In March 2023, staff received feedback from the Office of Administrative Law that substantive changes would be needed for the following issues:
  • Remove reference to subject matter domains until such time as the commission is able to approve revised subject matter requirements and domains and promulgate regulations for them.
  • Clarify that the various types of science credentials are related to the Single Subject Science credentials as authorized in Education Code and not new credentials.
  • The phrase “or similar major” is too vague and undefined and would require standards for judging what constitutes a “similar major.” In an effort to move the current package along quickly, staff proposes removing this phrase and working to identify a term or definition for similar major that is acceptable to both the field and Office of Administrative Law in a future regulations package.
In response, the commission removed “or similar major” language, clarified that Liberal Arts/Liberal Studies are synonymous and determined that Liberal Arts/Liberal Studies are not currently sufficient preparation for early learners as the lack of appropriate education and preparation may put children at risk of a lack of optimal learning.
Other items
In other business, the commission:
Received the workload report from the Division of Professional Practices, which investigates allegations of misconduct by credential holders and applicants.

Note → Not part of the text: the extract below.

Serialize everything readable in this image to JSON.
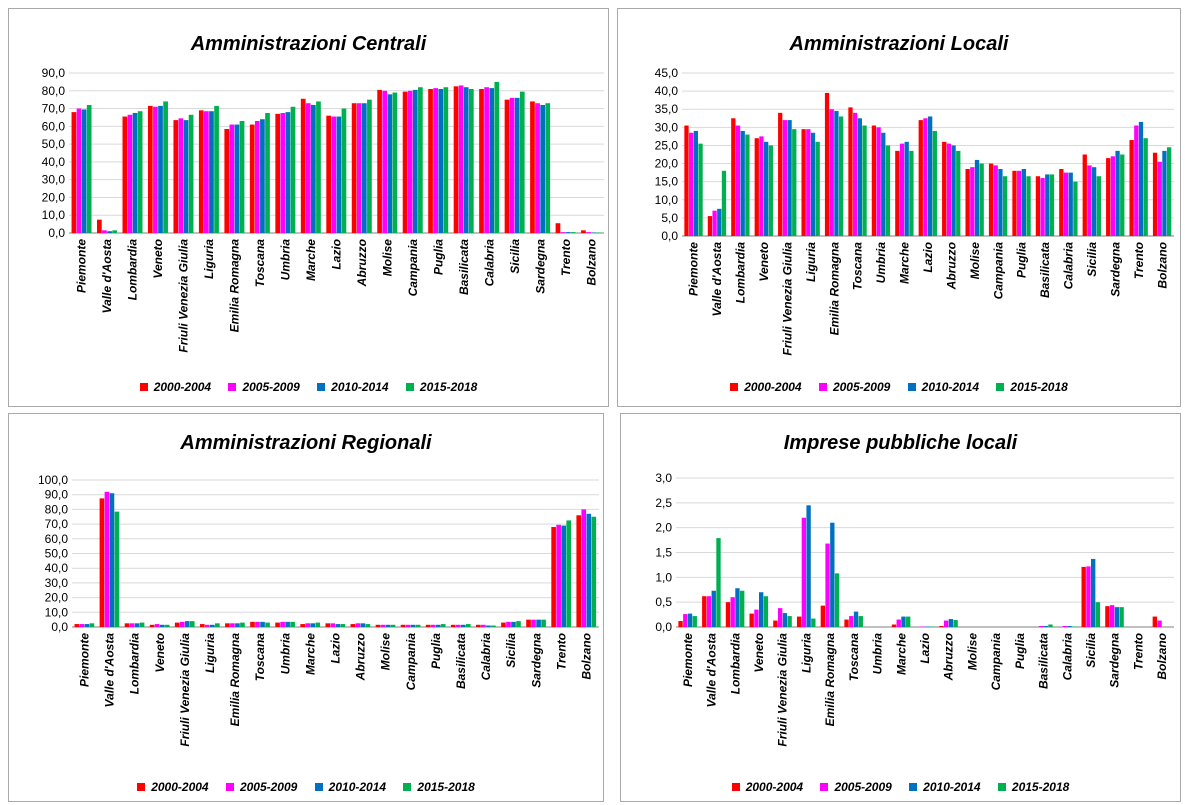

As of the end of February, there were 2,942 total cases, which is above the normal range of 2,600-2,800 cases. Trends in the data reflect that it is not uncommon for cases to rise above the normal range. This often occurs during phases of exceptional application submissions and does not cause concern for the Division of Professional Practices. There were also 370 cases opened (just below normal range), 90 cases in initial review, 349 cases closed, and 140 “AG Cases” that were challenged and are being heard by an administrative law judge.
Set passing score standards for CSET: Dance and CSET: Theatre. Commission staff worked with the Evaluation Systems Group of Pearson to design and conduct abbreviated versions of the standard-setting workshops which would serve as a review of the previously recommended minimum passing standards. The commission set the passing score for each subtest at the panel-recommended passing score standard with a -2 SEM adjustment. This SEM adjustment is consistent with the current preliminary minimum passing standards for these examinations and offers the maximum benefit for teacher credential candidates working to demonstrate subject-matter knowledge.